To be concrete, let's talk about the kernel
K(x, y) = (xy + 1)^2 = (xy)^2 + 2xy + 1,
where x and y are each real numbers (one-dimensional). Note that
(x^2, sqrt(2) x, 1) • (y^2, sqrt(2) y, 1) = x^2 y^2 + 2 x y + 1
has the same value. So K(x, y) = phi(x) • phi(y), where phi(a) = (a^2, sqrt(2), 1), and doing an SVM with this kernel (the inhomogeneous polynomial kernel of degree 2) is the same as if you first mapped your 1d points into this 3d space and then did a linear kernel.
The popular Gaussian RBF kernel function is equivalent to mapping your points into an infinite-dimensional Hilbert space.
You're the one who decides what feature space it's mapped into, when you pick a kernel. You don't necessarily need to think about the explicit mapping when you do that, though, and it's important to note that the data is never actually transformed into that high-dimensional space explicitly - then infinite-dimensional points would be hard to represent. :)
The ξ_i are the "slack variables". Without them, SVMs would never be able to account for training sets that aren't linearly separable -- which most real-world datasets aren't. The ξ in some sense are the amount you need to push data points on the wrong side of the margin over to the correct side. C is a parameter that determines how much it costs you to increase the ξ (that's why it's multiplied there).
1) The higher dimension space happens through the kernel mechanism. However, when evaluating the test sample, the higher dimension space need not be explicitly computed. (Clearly this must be the case because we cannot represent infinite dimensions on a computer.) For instance, radial basis function kernels imply infinite dimensional spaces, yet we don't need to map into this infinite dimension space explicitly. We only need to compute, K(x_sv,x_test), where x_sv is one of the support vectors and x_test is the test sample.

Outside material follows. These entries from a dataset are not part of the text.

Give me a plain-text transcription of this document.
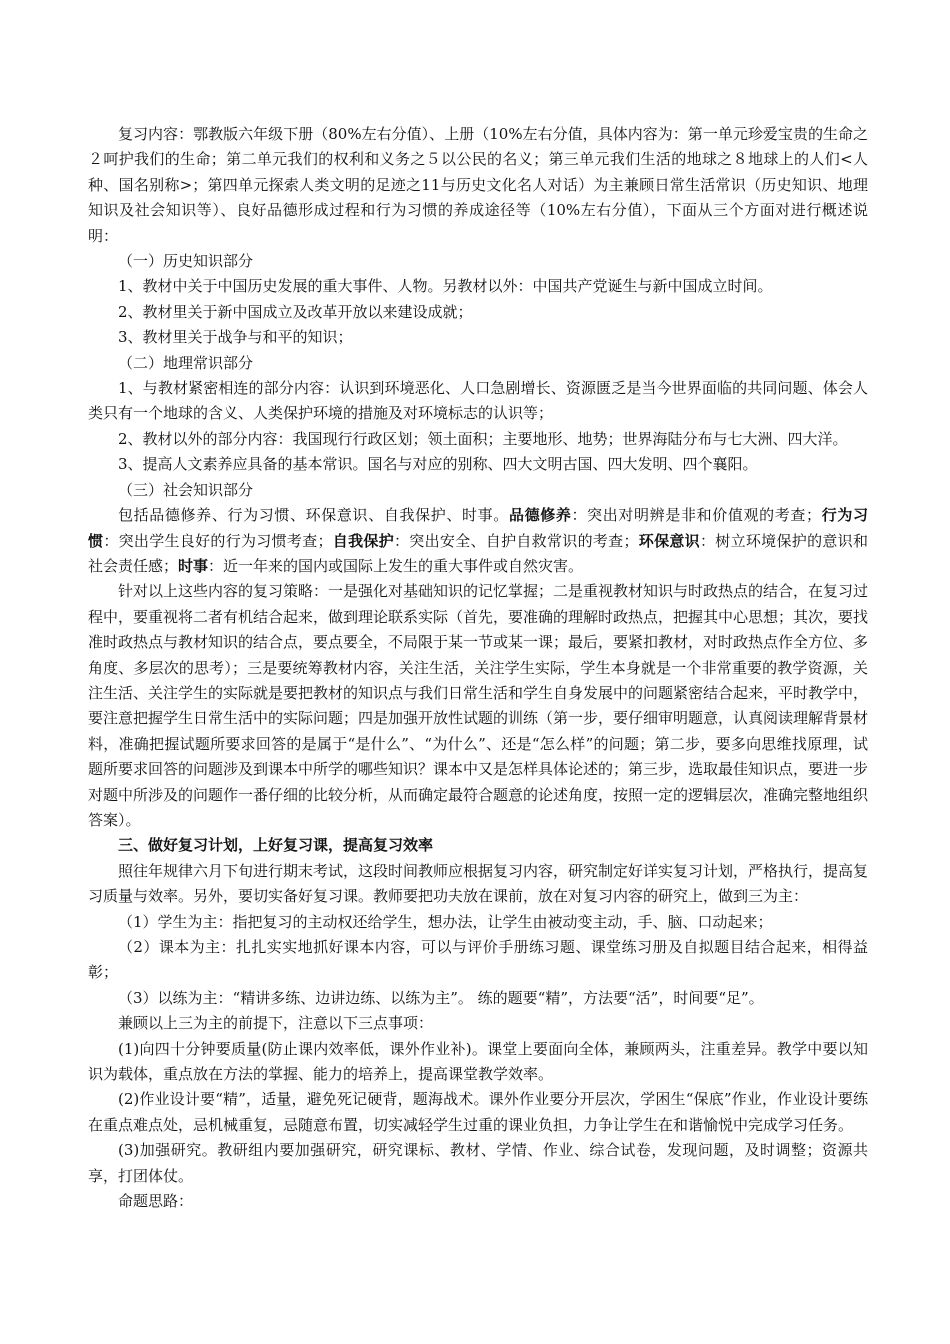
复习内容：鄂教版六年级下册（80%左右分值）、上册（10%左右分值，具体内容为：第一单元珍爱宝贵的生命之２呵护我们的生命；第二单元我们的权利和义务之５以公民的名义；第三单元我们生活的地球之８地球上的人们<人种、国名别称>；第四单元探索人类文明的足迹之11与历史文化名人对话）为主兼顾日常生活常识（历史知识、地理知识及社会知识等）、良好品德形成过程和行为习惯的养成途径等（10%左右分值），下面从三个方面对进行概述说明：

（一）历史知识部分

1、教材中关于中国历史发展的重大事件、人物。另教材以外：中国共产党诞生与新中国成立时间。

2、教材里关于新中国成立及改革开放以来建设成就；

3、教材里关于战争与和平的知识；

（二）地理常识部分

1、与教材紧密相连的部分内容：认识到环境恶化、人口急剧增长、资源匮乏是当今世界面临的共同问题、体会人类只有一个地球的含义、人类保护环境的措施及对环境标志的认识等；

2、教材以外的部分内容：我国现行行政区划；领土面积；主要地形、地势；世界海陆分布与七大洲、四大洋。

3、提高人文素养应具备的基本常识。国名与对应的别称、四大文明古国、四大发明、四个襄阳。

（三）社会知识部分

包括品德修养、行为习惯、环保意识、自我保护、时事。品德修养：突出对明辨是非和价值观的考查；行为习惯：突出学生良好的行为习惯考查；自我保护：突出安全、自护自救常识的考查；环保意识：树立环境保护的意识和社会责任感；时事：近一年来的国内或国际上发生的重大事件或自然灾害。

针对以上这些内容的复习策略：一是强化对基础知识的记忆掌握；二是重视教材知识与时政热点的结合，在复习过程中，要重视将二者有机结合起来，做到理论联系实际（首先，要准确的理解时政热点，把握其中心思想；其次，要找准时政热点与教材知识的结合点，要点要全，不局限于某一节或某一课；最后，要紧扣教材，对时政热点作全方位、多角度、多层次的思考）；三是要统筹教材内容，关注生活，关注学生实际，学生本身就是一个非常重要的教学资源，关注生活、关注学生的实际就是要把教材的知识点与我们日常生活和学生自身发展中的问题紧密结合起来，平时教学中，要注意把握学生日常生活中的实际问题；四是加强开放性试题的训练（第一步，要仔细审明题意，认真阅读理解背景材料，准确把握试题所要求回答的是属于“是什么”、“为什么”、还是“怎么样”的问题；第二步，要多向思维找原理，试题所要求回答的问题涉及到课本中所学的哪些知识？课本中又是怎样具体论述的；第三步，选取最佳知识点，要进一步对题中所涉及的问题作一番仔细的比较分析，从而确定最符合题意的论述角度，按照一定的逻辑层次，准确完整地组织答案）。

三、做好复习计划，上好复习课，提高复习效率

照往年规律六月下旬进行期末考试，这段时间教师应根据复习内容，研究制定好详实复习计划，严格执行，提高复习质量与效率。另外，要切实备好复习课。教师要把功夫放在课前，放在对复习内容的研究上，做到三为主：

（1）学生为主：指把复习的主动权还给学生，想办法，让学生由被动变主动，手、脑、口动起来；

（2）课本为主：扎扎实实地抓好课本内容，可以与评价手册练习题、课堂练习册及自拟题目结合起来，相得益彰；

（3）以练为主：“精讲多练、边讲边练、以练为主”。 练的题要“精”，方法要“活”，时间要“足”。

兼顾以上三为主的前提下，注意以下三点事项：

(1)向四十分钟要质量(防止课内效率低，课外作业补)。课堂上要面向全体，兼顾两头，注重差异。教学中要以知识为载体，重点放在方法的掌握、能力的培养上，提高课堂教学效率。

(2)作业设计要“精”，适量，避免死记硬背，题海战术。课外作业要分开层次，学困生“保底”作业，作业设计要练在重点难点处，忌机械重复，忌随意布置，切实减轻学生过重的课业负担，力争让学生在和谐愉悦中完成学习任务。

(3)加强研究。教研组内要加强研究，研究课标、教材、学情、作业、综合试卷，发现问题，及时调整；资源共享，打团体仗。

命题思路：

The specific higher dimensional space is chosen by the training procedure and parameters, which choose a set of support vectors and their corresponding weights.
2) C is the weight associated with the cost of not being able to classify the training set perfectly. The optimization equation says to trade-off between the two undesirable cases of non-perfect classification and low margin. The ξi variables represent by how much we're unable to classify instance i of the training set, i.e., the training error of instance i.
See Chris Burges' tutorial on SVM's for about the most intuitive explanation you're going to get of this stuff anywhere (IMO).